The limitations of the present study are that (i) we did not search for the very rare big deletions of the AIP gene [30]; (ii) we did not screen the whole GPR101 gene, although the p.E308D variant is that one predominantly found in the two previous studies as well as the one thought to be pathogenic on the basis of functional studies; and (iii) we did not search for GPR101 p.E308D variant in somatic DNA from patients pituitary tumours, so the results of the present study should be compared to the findings of Kamenicky et al. and the germline prevalence data reported by Trivellin et al. [10, 11].
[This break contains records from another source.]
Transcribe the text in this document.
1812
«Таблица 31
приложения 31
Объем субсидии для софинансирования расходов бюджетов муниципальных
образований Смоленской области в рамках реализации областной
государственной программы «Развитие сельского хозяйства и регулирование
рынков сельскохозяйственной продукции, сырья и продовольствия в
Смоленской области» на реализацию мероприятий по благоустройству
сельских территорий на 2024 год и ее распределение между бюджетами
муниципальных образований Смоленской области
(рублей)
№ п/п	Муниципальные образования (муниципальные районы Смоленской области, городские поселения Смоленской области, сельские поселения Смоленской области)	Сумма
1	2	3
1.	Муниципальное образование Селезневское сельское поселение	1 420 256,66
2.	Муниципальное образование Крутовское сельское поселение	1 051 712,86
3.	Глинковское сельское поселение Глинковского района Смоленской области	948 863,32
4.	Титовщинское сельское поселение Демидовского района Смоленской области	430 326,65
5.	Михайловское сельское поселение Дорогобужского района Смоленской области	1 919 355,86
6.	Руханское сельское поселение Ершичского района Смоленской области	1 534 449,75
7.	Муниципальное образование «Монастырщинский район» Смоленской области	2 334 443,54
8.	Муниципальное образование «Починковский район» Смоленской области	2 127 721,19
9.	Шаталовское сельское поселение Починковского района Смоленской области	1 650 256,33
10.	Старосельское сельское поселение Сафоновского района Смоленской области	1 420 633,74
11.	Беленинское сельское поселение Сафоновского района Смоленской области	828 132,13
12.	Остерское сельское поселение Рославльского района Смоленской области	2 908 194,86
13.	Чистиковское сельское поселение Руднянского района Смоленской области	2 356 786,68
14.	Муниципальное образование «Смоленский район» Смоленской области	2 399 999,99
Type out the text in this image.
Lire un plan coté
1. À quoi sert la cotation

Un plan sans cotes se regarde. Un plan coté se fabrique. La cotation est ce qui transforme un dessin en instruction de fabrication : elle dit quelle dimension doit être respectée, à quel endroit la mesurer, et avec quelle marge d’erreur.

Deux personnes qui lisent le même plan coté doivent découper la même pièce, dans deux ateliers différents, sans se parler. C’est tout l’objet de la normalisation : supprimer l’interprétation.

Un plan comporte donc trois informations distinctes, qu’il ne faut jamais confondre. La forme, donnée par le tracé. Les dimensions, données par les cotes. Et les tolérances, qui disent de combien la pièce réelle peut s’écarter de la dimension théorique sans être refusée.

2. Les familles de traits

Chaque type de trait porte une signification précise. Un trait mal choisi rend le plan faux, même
In conclusion, in our cohort of patients with acromegaly, the prevalence of AIP gene mutations among the sporadic and familial cases was similar to that one reported in previous studies but was slightly lower when considering only the cases diagnosed before 40 years of age. Differently from previous reports, we did not find any germline GPR101 p.E308D mutation in sporadic as well as in the few cases of familial acromegaly. Therefore, limited to our findings, the germline GPR101 p.E308D variant is unlikely to have a role in somatotroph tumorigenesis.